Comique

 


Les deux rires 

Quelle différence y a-t-il entre le rire méchant et le rire réconciliateur ? Le rire réconciliateur consiste à mettre « les rieurs de son côté » : l’unanimité est ainsi reconstituée sur le dos d’un bouc émissaire. En cela, le rire réconciliateur donne la main au rire méchant qui revient à désigner un bouc émissaire. À remarquer que le rire méchant est de plus en plus pratiqué aujourd’hui, et nos « comiques » médiatiques font rire aux dépens des hommes politiques, des vedettes, de tous les « guignols » en vue. Avec en suspens, une grosse censure : il est interdit de rire des femmes, des homosexuels, des handicapés, des personnes « issues de la diversité »… Ce n’est pas « politiquement correct ».

   Raymond Devos, en vrai « professionnel » du rire, disait qu’on peut rire de tout mais pas de tout le monde. Car très vite, le rire, comme un jet de pierre, peut être blessant. Et l’unanimité anonyme des rieurs, dans l’obscurité de la salle, protège les lyncheurs.

   Il y a aussi les « victimes désignées », comme l’Auguste qui reçoit les coups de pied et les tartes à la crème tandis que le « clown blanc » reste immaculé. Les « jeux du cirque » sont toujours sacrificiels.

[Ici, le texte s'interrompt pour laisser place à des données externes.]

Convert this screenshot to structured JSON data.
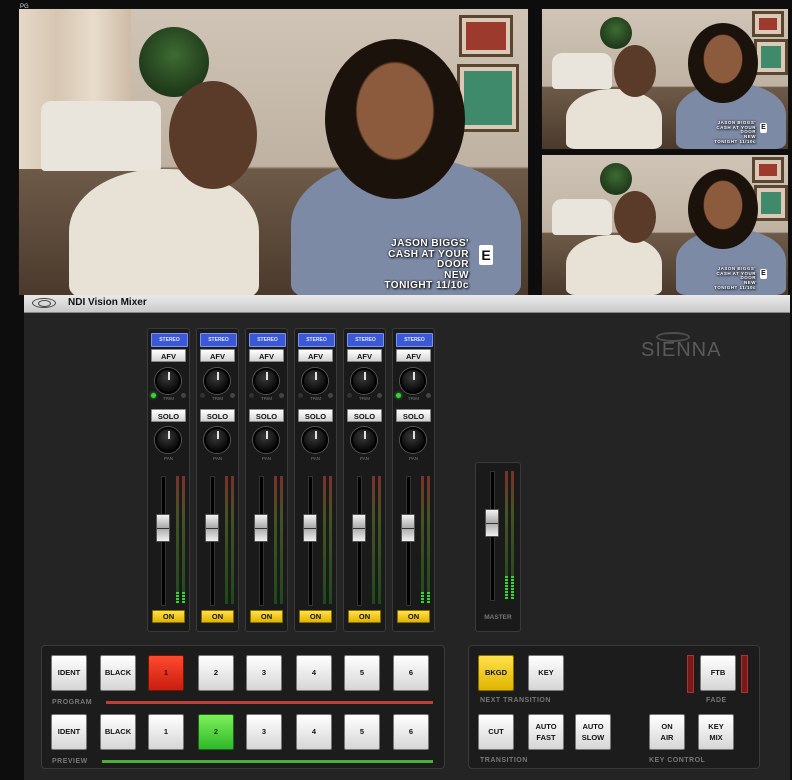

   Le plus bel exemple d’un rire qui n’est jamais méchant, c’est celui que déclenche Charlie Chaplin. Et Dieu sait si Charlot est l’archétype de la victime désignée à notre rire ! Comment résiste-t-il au rire méchant ? Il ne se présente jamais comme victime. Il déjoue complètement le mécanisme victimaire qui sous-tend le rire. La fin sublime des Temps modernes est un pied de nez magistral à tous les pleurnicheurs en quête de belles victimes ! « Vous cherchiez des victimes » pour assouvir votre besoin de violence et de vengeance, semble-t-il dire, « vous ne m’aurez pas moi ».